Shares of Alcoa Inc. (NYSE: AA) rallied 5.7 percent yesterday on news that the 127-year-old company would be split in two. Alcoa currently has four main operating segments that comprise two main groups: value added and raw aluminum mining and processing. The split would separate the value added business from the business of producing raw aluminum and other minerals.
“It has allowed us to build those two business into the right size, the right strength and the right scale,” Alcoa CEO Klaus Kleinfeld stated about the split in an interview with CNBC. “So this allows us to put both businesses onto their own path independently, to pursue their own strategies, which are very distinct.”
Even with yesterday’s news about the split, Alcoa stock was down 39.2 percent in 2015, compared with a decline of 10.2 percent in the Dow Jones Industrial Average (^DJI). Alcoa had been a member of the widely followed average until September 2013, when it was dropped after more than 54 years, formerly trading under the name Aluminum Company of America.
Over the past 25 years, prices of aluminum have ranged between $0.50 and $1.40 per pound and have been in a downward trend over the past several years. Prices currently sit at $0.71 per pound.
Weakness in the price of aluminum has undoubtedly hurt Alcoa. Current Wall Street consensus analyst estimates had been calling for EPS figures to shrink 51.6 percent this quarter, 57.6 percent next quarter, and 15.2 percent this year. Next year, before the split announcement, Alcoa’s EPS was expected to rise 9.0 percent and then grow at an annual rate of 9.6 percent annually over the next five years. Consensus estimates for full year 2015 EPS figures had been taken down by 20.0 percent from $0.97 to $0.78 per AA share over the past 90 days and 2016 figures had been reduced by 25.0 percent from $1.13 to $0.85.
The Alcoa aluminum and mining business, which it has been engaged in since 1888, has been hurt hard with the decline in aluminum prices. While it’s “value added” transportation, engineering and construction business have seen more prosperity.
CEO Kleinfeld discussed the “valued added” business with Jim Cramer from CNBC, stating that forty percent of the value added Alcoa business is aerospace, which is growing at 9 percent annually. Jim Cramer compared the business segment to Precision Castparts Corp. (NYSE: PCP) and noted that Warren Buffet recently took a large position in that company, which could be interpreted as a positive sign for the group as a whole. Cramer also noted that this value added business it not “levered to GDP” any longer.
Kleinfeld noted that in addition to aerospace, the value added business also includes automakers and a “whole range” of other segments. The Alcoa CEO stated that the company is a leader in the automotive segment and that it is a growth industry as well. He then went on to discuss Alcoa’s strength in “aluminization” and the “multi materials” of the jet engine business, the aero-structure business, and that Alcoa has recently introduced “revolutionary” micro mill techniques. Kleinfeld also discussed a new partnership with Ford Motor Co. (NYSE: F) using this new micro mill process. The Alcoa head sees all of these developments as “exciting” and “profitable” opportunities for the company to continue to grow in coming years.
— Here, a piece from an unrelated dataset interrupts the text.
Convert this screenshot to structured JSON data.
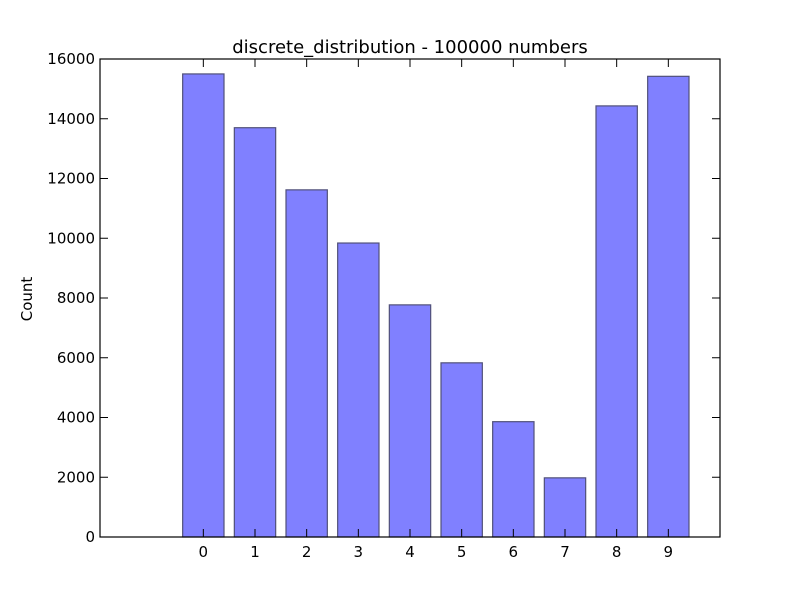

Jim Cramer then asked about the raw aluminum mining business, referring to it as “non-value added,” perhaps for lack of a better term, noting that other companies have split “valued added” from “less value added” and investors got “killed,” citing potential decreased demand from China.
CEO Kleinfeld pointed out that the “less value added” company is not a pure aluminum play; that it also comprises a very strong bauxite business and that bauxite is a commodity that remains in short supply in China, and stated that from a cost standpoint, Alcoa’s aluminum and alumina business are very competitive. Kleinfeld also noted the flexibility of Alcoa’s energy assets, in that the company can sell into the market or use them as needed.